Her marketing and customer service abilities, as well as her work to increase attendance at the market, motivated the association to give Pastoria the award, according to the association website.
Pastoria, who took over as manager two years ago, has worked to bring in new vendors, expand the market’s food assistance programs and promote research on the region’s food needs.
But she said she sees the award as more of a reflection of the market as a whole than a reflection of herself.
“There would be no market without the vendors and all of our friends and the community that come and visit us every week,” Pastoria said. “It really is theirs.”
“Farmers markets have many moving parts, challenges, and opportunities,” she wrote in her award acceptance letter. “There is a lot that goes on behind the scenes. I could not run this market without the amazing board of directors, my assistant, and our community partners who have supported every crazy idea or activity that I wanted to try.”
After moving to the Myrtle Creek area nine years ago with her family from San Antonio, she started volunteering at the Big Lick Farm booth at the market. She also started her own food business, Nurturing Your Nest, which sold organic, vegan and vegetarian products.
When she became manager of the market, she was a bit intimidated.
“But I put my all into it, was open and honest, lead with integrity, a sense of humor, and earned the trust of my incredibly talented vendors and the community,” Pastoria wrote in her letter.
Pastoria said the recent snowstorm damaged many local farmers’ products.

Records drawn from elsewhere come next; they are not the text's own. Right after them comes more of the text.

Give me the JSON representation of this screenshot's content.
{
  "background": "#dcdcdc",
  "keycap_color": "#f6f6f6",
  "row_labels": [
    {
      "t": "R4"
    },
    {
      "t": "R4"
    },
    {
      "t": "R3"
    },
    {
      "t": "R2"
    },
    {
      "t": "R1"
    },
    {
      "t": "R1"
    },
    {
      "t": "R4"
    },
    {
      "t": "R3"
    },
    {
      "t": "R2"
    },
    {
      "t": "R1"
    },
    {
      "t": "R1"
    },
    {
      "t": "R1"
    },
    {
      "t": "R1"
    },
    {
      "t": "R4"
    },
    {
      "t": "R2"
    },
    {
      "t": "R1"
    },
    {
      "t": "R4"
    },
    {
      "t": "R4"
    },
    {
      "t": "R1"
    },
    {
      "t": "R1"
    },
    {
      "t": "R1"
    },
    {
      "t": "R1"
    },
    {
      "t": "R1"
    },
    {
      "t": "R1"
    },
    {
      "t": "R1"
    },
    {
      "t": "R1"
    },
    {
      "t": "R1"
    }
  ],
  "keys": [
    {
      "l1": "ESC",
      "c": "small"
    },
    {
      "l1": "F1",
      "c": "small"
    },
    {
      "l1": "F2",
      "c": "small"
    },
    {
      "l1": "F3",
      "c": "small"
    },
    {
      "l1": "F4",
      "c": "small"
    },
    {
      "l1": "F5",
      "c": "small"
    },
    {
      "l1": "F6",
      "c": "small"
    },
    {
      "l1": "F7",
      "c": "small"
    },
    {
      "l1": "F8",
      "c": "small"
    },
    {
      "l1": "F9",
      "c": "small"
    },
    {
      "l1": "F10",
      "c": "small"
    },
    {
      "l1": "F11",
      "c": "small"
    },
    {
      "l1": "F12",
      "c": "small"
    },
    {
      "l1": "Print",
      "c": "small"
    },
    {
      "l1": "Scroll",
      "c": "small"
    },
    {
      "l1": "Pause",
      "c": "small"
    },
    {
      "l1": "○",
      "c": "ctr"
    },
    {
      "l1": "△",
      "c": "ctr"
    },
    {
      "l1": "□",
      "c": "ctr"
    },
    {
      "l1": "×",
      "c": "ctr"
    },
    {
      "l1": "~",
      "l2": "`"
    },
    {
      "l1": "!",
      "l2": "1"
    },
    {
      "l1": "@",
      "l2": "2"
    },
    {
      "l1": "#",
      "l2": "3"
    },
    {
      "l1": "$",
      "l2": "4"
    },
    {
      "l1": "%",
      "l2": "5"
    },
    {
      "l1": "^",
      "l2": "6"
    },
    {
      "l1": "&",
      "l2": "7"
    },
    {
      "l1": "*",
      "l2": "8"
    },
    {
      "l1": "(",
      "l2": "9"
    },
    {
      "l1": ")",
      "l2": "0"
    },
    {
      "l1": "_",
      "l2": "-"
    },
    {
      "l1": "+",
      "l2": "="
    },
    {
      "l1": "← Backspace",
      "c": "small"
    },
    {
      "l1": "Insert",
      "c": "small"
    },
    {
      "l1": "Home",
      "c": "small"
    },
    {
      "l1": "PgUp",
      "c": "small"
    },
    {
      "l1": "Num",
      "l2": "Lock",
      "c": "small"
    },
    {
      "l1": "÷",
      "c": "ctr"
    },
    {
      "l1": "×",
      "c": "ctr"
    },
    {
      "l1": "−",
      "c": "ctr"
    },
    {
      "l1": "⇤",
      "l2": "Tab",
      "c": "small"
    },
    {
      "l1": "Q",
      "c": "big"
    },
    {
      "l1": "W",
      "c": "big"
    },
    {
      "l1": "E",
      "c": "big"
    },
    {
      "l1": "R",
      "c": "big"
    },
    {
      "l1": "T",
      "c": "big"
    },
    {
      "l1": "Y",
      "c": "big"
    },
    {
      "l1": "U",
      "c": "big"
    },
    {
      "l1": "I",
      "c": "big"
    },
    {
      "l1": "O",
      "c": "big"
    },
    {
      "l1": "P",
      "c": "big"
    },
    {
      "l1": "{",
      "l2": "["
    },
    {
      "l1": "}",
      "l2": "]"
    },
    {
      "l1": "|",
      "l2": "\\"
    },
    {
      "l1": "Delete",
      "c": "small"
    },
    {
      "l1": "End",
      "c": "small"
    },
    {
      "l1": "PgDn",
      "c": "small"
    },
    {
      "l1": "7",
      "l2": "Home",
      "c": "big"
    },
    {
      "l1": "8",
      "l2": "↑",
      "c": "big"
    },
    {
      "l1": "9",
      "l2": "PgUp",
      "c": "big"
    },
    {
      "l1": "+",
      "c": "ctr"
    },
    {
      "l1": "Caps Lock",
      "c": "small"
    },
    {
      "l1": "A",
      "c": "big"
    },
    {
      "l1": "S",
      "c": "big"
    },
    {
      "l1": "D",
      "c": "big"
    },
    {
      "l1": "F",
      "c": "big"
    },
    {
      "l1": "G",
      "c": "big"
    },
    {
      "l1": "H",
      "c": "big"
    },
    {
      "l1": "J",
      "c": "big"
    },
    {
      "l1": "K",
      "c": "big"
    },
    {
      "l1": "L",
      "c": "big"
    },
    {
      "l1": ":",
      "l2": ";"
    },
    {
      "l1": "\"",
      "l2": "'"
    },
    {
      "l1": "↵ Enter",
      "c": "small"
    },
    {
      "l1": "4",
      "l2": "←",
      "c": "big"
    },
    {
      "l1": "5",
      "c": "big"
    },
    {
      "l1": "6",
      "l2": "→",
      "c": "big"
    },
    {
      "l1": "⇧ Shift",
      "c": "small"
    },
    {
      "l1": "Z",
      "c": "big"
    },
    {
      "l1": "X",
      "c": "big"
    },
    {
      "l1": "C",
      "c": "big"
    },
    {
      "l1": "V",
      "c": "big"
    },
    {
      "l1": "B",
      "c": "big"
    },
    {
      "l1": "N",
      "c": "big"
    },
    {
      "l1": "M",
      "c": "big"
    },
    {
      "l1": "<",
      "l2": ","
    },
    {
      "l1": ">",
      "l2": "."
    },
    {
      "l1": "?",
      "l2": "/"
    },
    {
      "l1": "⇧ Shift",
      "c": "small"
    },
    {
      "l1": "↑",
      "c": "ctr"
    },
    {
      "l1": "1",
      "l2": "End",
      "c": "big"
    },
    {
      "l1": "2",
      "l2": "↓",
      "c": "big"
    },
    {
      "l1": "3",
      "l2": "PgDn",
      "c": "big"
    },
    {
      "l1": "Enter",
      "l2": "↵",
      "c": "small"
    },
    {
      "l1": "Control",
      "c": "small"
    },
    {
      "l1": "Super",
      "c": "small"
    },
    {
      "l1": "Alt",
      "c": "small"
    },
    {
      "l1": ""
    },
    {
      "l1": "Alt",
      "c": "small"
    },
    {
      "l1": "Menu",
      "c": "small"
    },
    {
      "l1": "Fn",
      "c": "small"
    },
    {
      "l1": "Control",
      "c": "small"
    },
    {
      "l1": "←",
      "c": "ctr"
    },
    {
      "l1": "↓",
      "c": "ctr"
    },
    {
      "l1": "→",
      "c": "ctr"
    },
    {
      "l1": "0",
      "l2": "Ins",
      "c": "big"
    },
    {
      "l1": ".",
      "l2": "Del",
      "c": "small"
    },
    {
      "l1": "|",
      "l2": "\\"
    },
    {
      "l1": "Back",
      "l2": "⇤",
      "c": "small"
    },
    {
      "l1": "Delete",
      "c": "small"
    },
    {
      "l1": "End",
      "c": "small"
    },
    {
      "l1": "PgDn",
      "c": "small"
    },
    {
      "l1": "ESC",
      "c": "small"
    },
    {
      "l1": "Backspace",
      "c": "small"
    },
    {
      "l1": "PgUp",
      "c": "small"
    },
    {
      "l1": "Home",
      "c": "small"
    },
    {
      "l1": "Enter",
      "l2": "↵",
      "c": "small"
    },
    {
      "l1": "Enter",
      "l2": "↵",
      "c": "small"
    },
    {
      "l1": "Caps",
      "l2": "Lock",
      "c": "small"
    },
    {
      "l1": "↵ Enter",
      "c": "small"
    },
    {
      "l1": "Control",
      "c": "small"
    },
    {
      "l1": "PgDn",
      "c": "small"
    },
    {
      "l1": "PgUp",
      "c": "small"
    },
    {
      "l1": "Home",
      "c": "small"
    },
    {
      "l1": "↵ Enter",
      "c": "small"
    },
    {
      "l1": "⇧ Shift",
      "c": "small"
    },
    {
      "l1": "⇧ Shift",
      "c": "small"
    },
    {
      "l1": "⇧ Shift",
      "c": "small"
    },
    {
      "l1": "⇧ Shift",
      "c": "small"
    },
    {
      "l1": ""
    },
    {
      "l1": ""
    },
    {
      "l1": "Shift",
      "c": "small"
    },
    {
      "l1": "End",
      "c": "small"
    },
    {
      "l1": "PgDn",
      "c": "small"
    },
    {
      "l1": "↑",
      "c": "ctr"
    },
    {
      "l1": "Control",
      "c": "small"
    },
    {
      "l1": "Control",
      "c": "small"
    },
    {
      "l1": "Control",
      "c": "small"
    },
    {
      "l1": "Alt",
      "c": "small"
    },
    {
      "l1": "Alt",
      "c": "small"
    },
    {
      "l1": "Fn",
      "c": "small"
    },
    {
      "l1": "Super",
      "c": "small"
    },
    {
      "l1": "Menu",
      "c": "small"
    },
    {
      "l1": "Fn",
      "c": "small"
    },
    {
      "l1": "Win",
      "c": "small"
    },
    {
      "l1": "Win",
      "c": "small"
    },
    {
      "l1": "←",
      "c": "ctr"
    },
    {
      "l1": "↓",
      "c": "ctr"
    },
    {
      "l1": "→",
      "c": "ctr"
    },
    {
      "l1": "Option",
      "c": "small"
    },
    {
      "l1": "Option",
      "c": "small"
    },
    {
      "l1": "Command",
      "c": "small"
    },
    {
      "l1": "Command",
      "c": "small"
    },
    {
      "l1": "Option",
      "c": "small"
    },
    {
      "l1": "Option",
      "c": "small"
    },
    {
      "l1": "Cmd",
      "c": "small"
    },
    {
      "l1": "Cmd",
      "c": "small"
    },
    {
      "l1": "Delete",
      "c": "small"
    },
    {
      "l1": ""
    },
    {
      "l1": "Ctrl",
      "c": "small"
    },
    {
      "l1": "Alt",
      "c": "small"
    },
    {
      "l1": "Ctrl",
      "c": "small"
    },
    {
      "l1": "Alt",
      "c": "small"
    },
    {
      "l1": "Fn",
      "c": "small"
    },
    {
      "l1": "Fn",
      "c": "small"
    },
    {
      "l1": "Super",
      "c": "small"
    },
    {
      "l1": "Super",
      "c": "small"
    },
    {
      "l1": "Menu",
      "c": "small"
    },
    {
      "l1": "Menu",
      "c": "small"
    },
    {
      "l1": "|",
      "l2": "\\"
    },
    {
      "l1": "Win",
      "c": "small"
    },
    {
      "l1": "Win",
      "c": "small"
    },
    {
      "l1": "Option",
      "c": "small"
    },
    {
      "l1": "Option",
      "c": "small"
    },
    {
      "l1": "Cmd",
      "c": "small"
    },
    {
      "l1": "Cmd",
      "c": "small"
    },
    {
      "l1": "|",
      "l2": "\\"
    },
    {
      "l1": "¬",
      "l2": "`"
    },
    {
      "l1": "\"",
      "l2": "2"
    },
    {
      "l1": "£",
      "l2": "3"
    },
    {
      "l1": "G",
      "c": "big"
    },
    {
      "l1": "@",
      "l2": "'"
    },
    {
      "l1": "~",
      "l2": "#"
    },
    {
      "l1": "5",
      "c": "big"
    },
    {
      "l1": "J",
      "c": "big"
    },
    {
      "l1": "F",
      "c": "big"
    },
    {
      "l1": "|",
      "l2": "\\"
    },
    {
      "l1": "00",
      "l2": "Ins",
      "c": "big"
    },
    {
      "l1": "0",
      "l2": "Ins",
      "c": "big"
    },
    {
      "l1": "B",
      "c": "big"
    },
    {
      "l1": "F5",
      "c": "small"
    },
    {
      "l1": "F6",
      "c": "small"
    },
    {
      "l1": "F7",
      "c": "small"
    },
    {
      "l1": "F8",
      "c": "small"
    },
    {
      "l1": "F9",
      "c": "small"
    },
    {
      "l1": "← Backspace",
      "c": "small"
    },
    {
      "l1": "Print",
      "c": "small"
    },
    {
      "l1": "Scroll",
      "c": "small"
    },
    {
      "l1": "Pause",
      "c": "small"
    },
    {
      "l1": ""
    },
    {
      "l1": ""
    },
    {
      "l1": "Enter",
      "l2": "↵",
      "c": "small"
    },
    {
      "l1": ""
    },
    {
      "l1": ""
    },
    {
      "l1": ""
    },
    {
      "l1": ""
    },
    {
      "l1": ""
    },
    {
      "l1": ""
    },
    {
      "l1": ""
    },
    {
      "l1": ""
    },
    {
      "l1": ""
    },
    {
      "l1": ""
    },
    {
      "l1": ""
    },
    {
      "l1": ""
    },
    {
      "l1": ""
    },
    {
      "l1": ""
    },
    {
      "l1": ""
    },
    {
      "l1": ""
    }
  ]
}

But when the market opened for the first time after the storm, she said there was a concerted community effort to support the farmers.
“The community showed up in huge numbers for us,” Pastoria said. “The support for the farmers and other vendors who fully depend on the community for their income, they definitely put some wind in our sails after the stress of all the loss.”
She said a regular customer told her a group of people agreed to spend double the amount they normally do that week.
Pastoria said she’s ready to tackle other challenges at the market. She recently testified at an Oregon State Senate hearing to advocate for a bill that would fund the Double Up Food Bucks at farmers markets across the state.
The recently passed federal Farm Bill cut funding for the program, which doubles the value of money low-income customers spend on fruits and vegetables at the market.
Pastoria also recently secured one of five farmers market spots on a $247,000 grant through the Oregon Farmers Markets Association.
She will spend the next three years working with farming consultants and farmers in the area to collect data and identify the region’s food and agriculture needs.
The goal will be to launch customized initiatives to ensure the health of the local farm economy into the future — the average age of farmers is close to 58, according to the most recent U.S. Department of Agriculture census.
Pastoria also recently agreed to become the manager of the Canyonville Farmers Market.
She said her recent achievements motivate her to keep thinking of new ideas to grow small farms in the area.
“Everybody wants to be better and everybody wants to grow and keep striving to be the best version of themselves and of their businesses,” Pastoria said.